A nameless AI model appeared on OpenRouter on March 11, 2026, consumed over one trillion tokens in a single week, and topped the platform’s daily usage charts — all before anyone knew who built it. The developer community assumed DeepSeek. They were wrong. Xiaomi’s MiMo team, led by former DeepSeek researcher Luo Fuli, confirmed on March 18 that Hunter Alpha was an early internal test build of MiMo-V2-Pro, a trillion-parameter flagship model engineered specifically as the “brain” of AI agents.
MiMo-V2-Pro features 42 billion active parameters, a one-million-token context window, and a hybrid attention mechanism with a 7:1 ratio.
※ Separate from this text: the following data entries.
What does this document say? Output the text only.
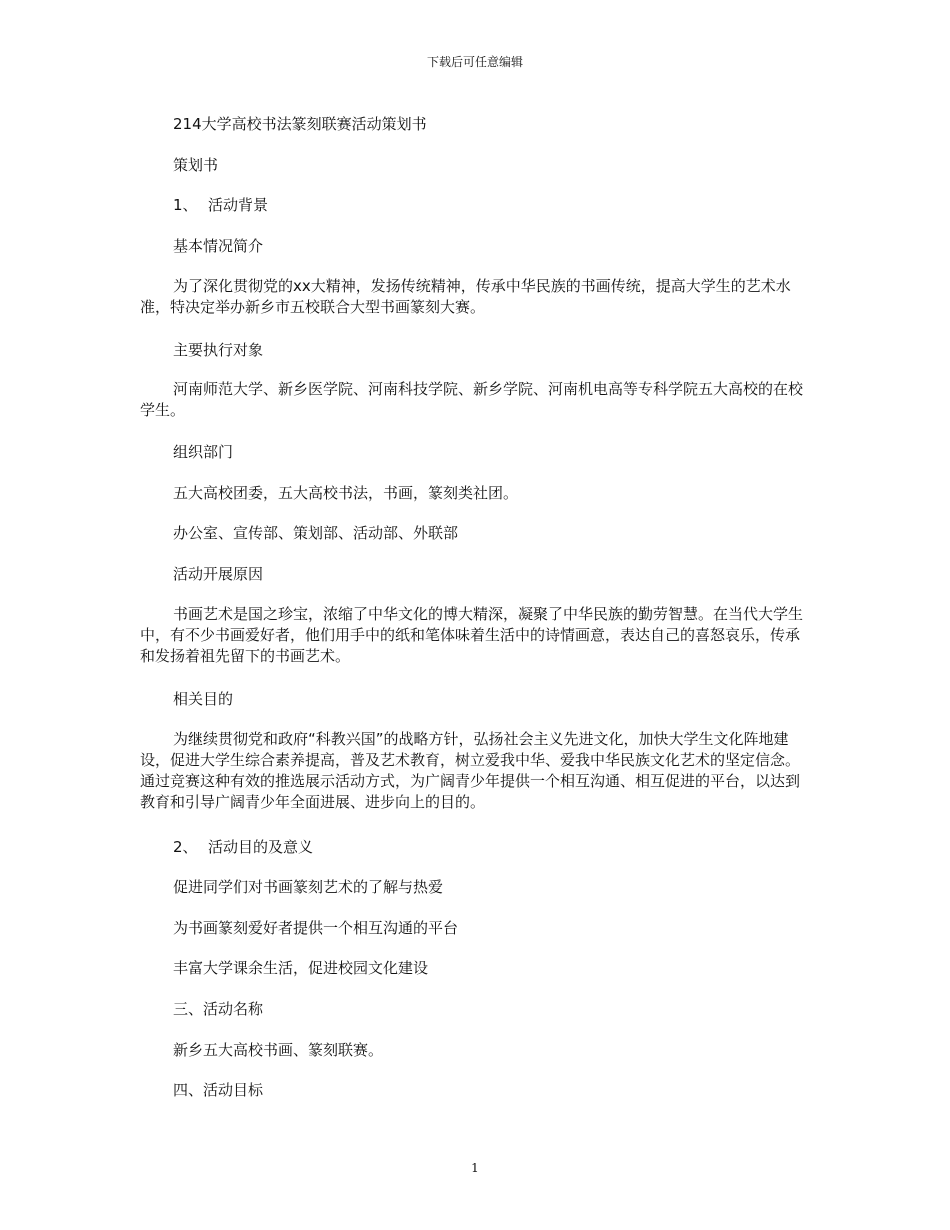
下载后可任意编辑
214大学高校书法篆刻联赛活动策划书
策划书
1、 活动背景
基本情况简介

为了深化贯彻党的xx大精神，发扬传统精神，传承中华民族的书画传统，提高大学生的艺术水准，特决定举办新乡市五校联合大型书画篆刻大赛。

主要执行对象

河南师范大学、新乡医学院、河南科技学院、新乡学院、河南机电高等专科学院五大高校的在校学生。

组织部门
五大高校团委，五大高校书法，书画，篆刻类社团。
办公室、宣传部、策划部、活动部、外联部
活动开展原因

书画艺术是国之珍宝，浓缩了中华文化的博大精深，凝聚了中华民族的勤劳智慧。在当代大学生中，有不少书画爱好者，他们用手中的纸和笔体味着生活中的诗情画意，表达自己的喜怒哀乐，传承和发扬着祖先留下的书画艺术。

相关目的

为继续贯彻党和政府“科教兴国”的战略方针，弘扬社会主义先进文化，加快大学生文化阵地建设，促进大学生综合素养提高，普及艺术教育，树立爱我中华、爱我中华民族文化艺术的坚定信念。通过竞赛这种有效的推选展示活动方式，为广阔青少年提供一个相互沟通、相互促进的平台，以达到教育和引导广阔青少年全面进展、进步向上的目的。

2、 活动目的及意义
促进同学们对书画篆刻艺术的了解与热爱
为书画篆刻爱好者提供一个相互沟通的平台
丰富大学课余生活，促进校园文化建设
三、活动名称
新乡五大高校书画、篆刻联赛。
四、活动目标
1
On ClawEval, it scores 61.5 — approaching Claude Opus 4.6’s 66.3. On SWE-bench Verified, it hits 78.0%, surpassing Claude Sonnet 4.6 in coding ability. The pricing: $1 per million input tokens, $3 per million output tokens. That represents a 67% cost reduction compared to Claude Sonnet 4.6 for input and 80% for output.
The Stealth Launch That Sparked a Global Guessing Game
Hunter Alpha scored 61.5 on ClawEval and 84.0 on PinchBench within days of its anonymous deployment on OpenRouter, triggering immediate speculation that DeepSeek was secretly testing its next-generation V4 system. The reality — that a smartphone manufacturer had quietly built one of the world’s most capable agent models — took a full week to surface.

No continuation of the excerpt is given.